Le secteur agricole emploie environ 39 % de la population active et fait vivre 65% de la population namibienne.
C’est dans ce secteur que les traces laissées par la ségrégation raciale sont les plus visibles. En effet, quelques 4 200 fermiers blancs (soit 5% de la population) bénéficient de 44% des terres exploitables.
En 2000, la redistribution des terres suscitant de nombreux mécontentements, le gouvernement décide de racheter les terres pour les redistribuer à la population noire. Mais cette solution s’avère longue et coûteuse, aussi la réforme agraire de 2001 introduit-elle un nouvel impôt foncier dont le non-paiement permet à l'État de saisir la terre.

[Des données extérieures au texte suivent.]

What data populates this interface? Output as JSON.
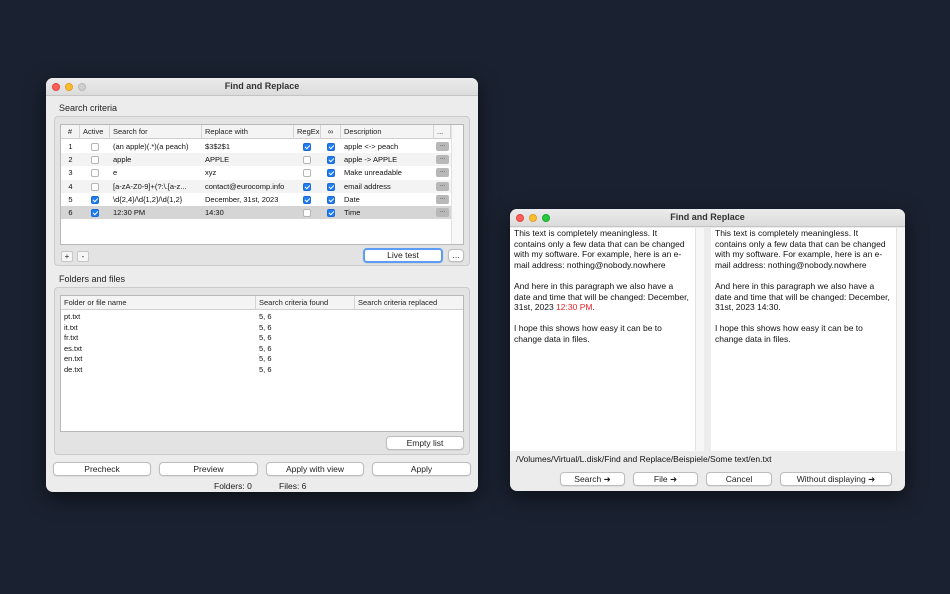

Le pays ne compte que 1% de terres cultivables, les principales cultures étant le maïs, le millet (nord) et le coton.
Dans un pays où la sécheresse est endémique, le gouvernement est contraint d’importer jusqu'à 80% de ses denrées alimentaires et est particulièrement exposé aux variations climatiques.

Le secteur agricole est essentiellement dominé par l'élevage avec 46% de la superficie du pays formés par des pâturages permanents.
L’élevage bovin (entre 1.8 et 2.5 million de têtes) est principalement située au nord-est et au centre du pays alors que l'agriculture ovine (entre 3 et 4 millions de têtes) se situe surtout dans les régions sèches du sud.

Les eaux glacées au large de la Namibie sont les plus riches et les plus variées du monde.
L'industrie de la pêche est en plein essor notamment depuis l’établissement, par le gouvernement namibien, en 1990 d’une Zone économique exclusive de 200 miles de long et la lutte active contre la surexploitation illégale à laquelle se livraient des flottilles étrangères.
Les principales espèces prélevées sont : le colin, l’anchois, le maquereau, le merlu, le chinchard et la sardine, ainsi que la langouste et le crabe.

Le secteur de la pêche est maintenant la deuxième source de devises étrangères après les diamants. Il représente 30% de ses recettes d'exportation et présente d'énormes potentialités. Toutefois, malgré les mesures du gouvernement visant à augmenter le pouvoir d'action des Noirs et à instaurer une "discrimination positive" en leur faveur, les flottilles de pêche restent en grande partie sous contrôle étranger.
C'est, de plus, un secteur extrêment sensible aux variations climatiques et qui subit l'influence des prix de l'énergie et du taux de change.